Why Crowdfunding Continues to Grow in Popularity
Even if you’ve not got a single entrepreneurial bone in your body, you surely must have at least heard about one or two crowdfunding platforms – that or you’re at least aware of what the term means. Crowdfunding is basically just an alternative way of sourcing funding for pretty much anything really though, not just to get a business venture off the ground and it interests me personally because it’s pretty much a good alternative way of raising money to the ones which I’ve been operating right in the middle of, working in the financial sector and all.
But why exactly is crowdfunding proving to be so popular? It continues to grow in popularity despite the increased attention it’s getting from regulators.
By-Passing the Traditional Lending Institutions
It’s a topic that’s been discussed to death, but it just never gets old, quite simply because it’s a practice which shows no visible signs of changing, that being the lending criteria used by the traditional lending institutions like banks. Just try to solicit a loan from your bank manager – in fact, it doesn’t even work like that anymore. You no longer deal with the bank manager when trying to get a loan, but rather have to go through some front-office staff which do nothing more than take your credentials through a set of parameters, with a built-in algorithm pretty much determining whether or not you’re eligible to get approval for the loan you require. Worse yet, some of the qualifying parameters include requirements such as a three-month pay-slip which in effect gauges your ability to pay back the money you burrowed by way of your wages. Good luck getting a loan if you’re an entrepreneur with a brilliant new idea, unless of course you turn to crowdfunding to raise funds for your venture.
That’s essentially why crowdfunding as a source of funding for business ventures and other endeavours keeps growing in popularity. The brilliant entrepreneur with an untested idea that has a clear gap in the market can get a good load of money to fund their venture, with this group funding model proving to be popular as a result of the ability for many funders to come on board. If you need £50,000 for example, you’re effectively not just asking one person to take that risk, rather spreading the risk across a wide spectrum of investors who can each chip in with contributions that can go as low as £1-5.
Some crowdfunding platforms like KickStarter focus completely on the pure funding aspect of crowdfunding, effectively providing a platform for contributors who are funding projects they believe in without expecting anything in return.

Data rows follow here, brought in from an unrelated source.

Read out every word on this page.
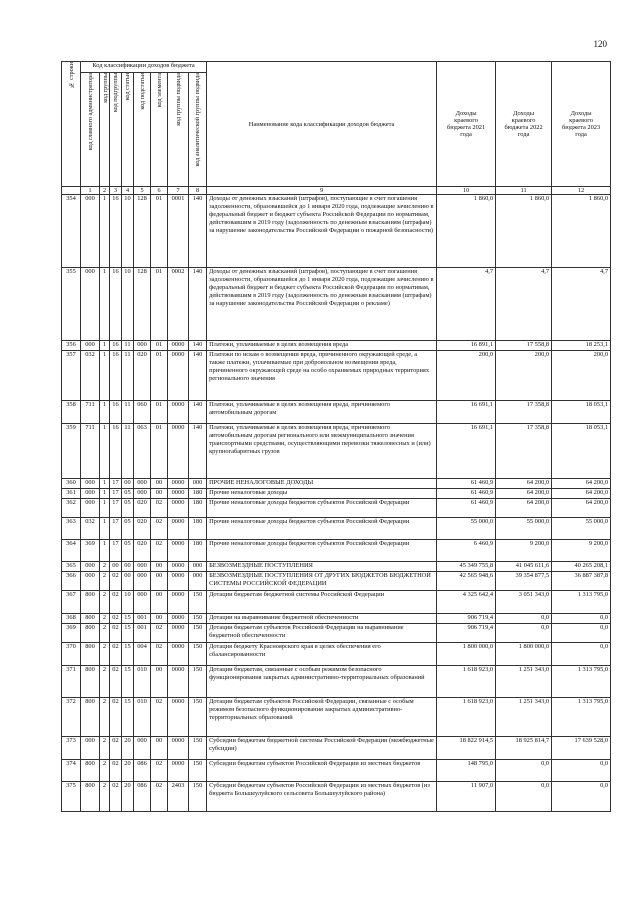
120
№ строки	Код классификации доходов бюджета								Наименование кода классификации доходов бюджета	Доходы краевого бюджета 2021 года	Доходы краевого бюджета 2022 года	Доходы краевого бюджета 2023 года

	код главного администратора	код группы	код подгруппы	код статьи	код подстатьи	код элемента	код группы подвида	код аналитической группы подвида				

	1	2	3	4	5	6	7	8	9	10	11	12
354	000	1	16	10	128	01	0001	140	Доходы от денежных взысканий (штрафов), поступающие в счет погашения задолженности, образовавшейся до 1 января 2020 года, подлежащие зачислению в федеральный бюджет и бюджет субъекта Российской Федерации по нормативам, действовавшим в 2019 году (задолженность по денежным взысканиям (штрафам) за нарушение законодательства Российской Федерации о пожарной безопасности)	1 860,0	1 860,0	1 860,0
355	000	1	16	10	128	01	0002	140	Доходы от денежных взысканий (штрафов), поступающие в счет погашения задолженности, образовавшейся до 1 января 2020 года, подлежащие зачислению в федеральный бюджет и бюджет субъекта Российской Федерации по нормативам, действовавшим в 2019 году (задолженность по денежным взысканиям (штрафам) за нарушение законодательства Российской Федерации о рекламе)	4,7	4,7	4,7
356	000	1	16	11	000	01	0000	140	Платежи, уплачиваемые в целях возмещения вреда	16 891,1	17 558,8	18 253,1
357	032	1	16	11	020	01	0000	140	Платежи по искам о возмещении вреда, причиненного окружающей среде, а также платежи, уплачиваемые при добровольном возмещении вреда, причиненного окружающей среде на особо охраняемых природных территориях регионального значения	200,0	200,0	200,0
358	711	1	16	11	060	01	0000	140	Платежи, уплачиваемые в целях возмещения вреда, причиняемого автомобильным дорогам	16 691,1	17 358,8	18 053,1
359	711	1	16	11	063	01	0000	140	Платежи, уплачиваемые в целях возмещения вреда, причиняемого автомобильным дорогам регионального или межмуниципального значения транспортными средствами, осуществляющими перевозки тяжеловесных и (или) крупногабаритных грузов	16 691,1	17 358,8	18 053,1
360	000	1	17	00	000	00	0000	000	ПРОЧИЕ НЕНАЛОГОВЫЕ ДОХОДЫ	61 460,9	64 200,0	64 200,0
361	000	1	17	05	000	00	0000	180	Прочие неналоговые доходы	61 460,9	64 200,0	64 200,0
362	000	1	17	05	020	02	0000	180	Прочие неналоговые доходы бюджетов субъектов Российской Федерации	61 460,9	64 200,0	64 200,0
363	032	1	17	05	020	02	0000	180	Прочие неналоговые доходы бюджетов субъектов Российской Федерации	55 000,0	55 000,0	55 000,0
364	369	1	17	05	020	02	0000	180	Прочие неналоговые доходы бюджетов субъектов Российской Федерации	6 460,9	9 200,0	9 200,0
365	000	2	00	00	000	00	0000	000	БЕЗВОЗМЕЗДНЫЕ ПОСТУПЛЕНИЯ	45 349 755,8	41 045 611,6	40 265 208,1
366	000	2	02	00	000	00	0000	000	БЕЗВОЗМЕЗДНЫЕ ПОСТУПЛЕНИЯ ОТ ДРУГИХ БЮДЖЕТОВ БЮДЖЕТНОЙ СИСТЕМЫ РОССИЙСКОЙ ФЕДЕРАЦИИ	42 565 948,6	39 354 877,5	36 887 387,8
367	800	2	02	10	000	00	0000	150	Дотации бюджетам бюджетной системы Российской Федерации	4 325 642,4	3 051 343,0	1 313 795,0
368	800	2	02	15	001	00	0000	150	Дотации на выравнивание бюджетной обеспеченности	906 719,4	0,0	0,0
369	800	2	02	15	001	02	0000	150	Дотации бюджетам субъектов Российской Федерации на выравнивание бюджетной обеспеченности	906 719,4	0,0	0,0
370	800	2	02	15	004	02	0000	150	Дотация бюджету Красноярского края в целях обеспечения его сбалансированности	1 800 000,0	1 800 000,0	0,0
371	800	2	02	15	010	00	0000	150	Дотации бюджетам, связанные с особым режимом безопасного функционирования закрытых административно-территориальных образований	1 618 923,0	1 251 343,0	1 313 795,0
372	800	2	02	15	010	02	0000	150	Дотации бюджетам субъектов Российской Федерации, связанные с особым режимом безопасного функционирования закрытых административно-территориальных образований	1 618 923,0	1 251 343,0	1 313 795,0
373	000	2	02	20	000	00	0000	150	Субсидии бюджетам бюджетной системы Российской Федерации (межбюджетные субсидии)	18 822 914,5	18 925 814,7	17 639 528,0
374	800	2	02	20	086	02	0000	150	Субсидии бюджетам субъектов Российской Федерации из местных бюджетов	148 795,0	0,0	0,0
375	800	2	02	20	086	02	2403	150	Субсидии бюджетам субъектов Российской Федерации из местных бюджетов (из бюджета Большеулуйского сельсовета Большеулуйского района)	11 907,0	0,0	0,0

So if you backed a certain venture, start-up, product-launch, business, etc. on KickStarter, you’d not be expecting to get any remuneration in the form of shares or even a share in the profits, should the venture ever get to that stage.
It amazes me just how many projects do indeed get funded despite the contributors not really getting a share of the company / business they’re helping to get off the ground, or product they’re helping to develop. Often just getting recognised as one of the funders proves to be enough for many contributors, in addition to the predetermined rewards they get, such as perhaps a sample of the product they’re helping to develop by making a certain contribution to its development.
There’s been a bit of push-back from the established players in the financial services sector, which is why some regulations have been introduced into the whole crowdfunding landscape.
Crowdfunding will only continue to grow in popularity though, simply because it effectively provides a platform for funders and project-managers or entrepreneurs to deal directly with each other, cutting out all the red-tape, fees and strict parameters synonymous with traditional lending institutions.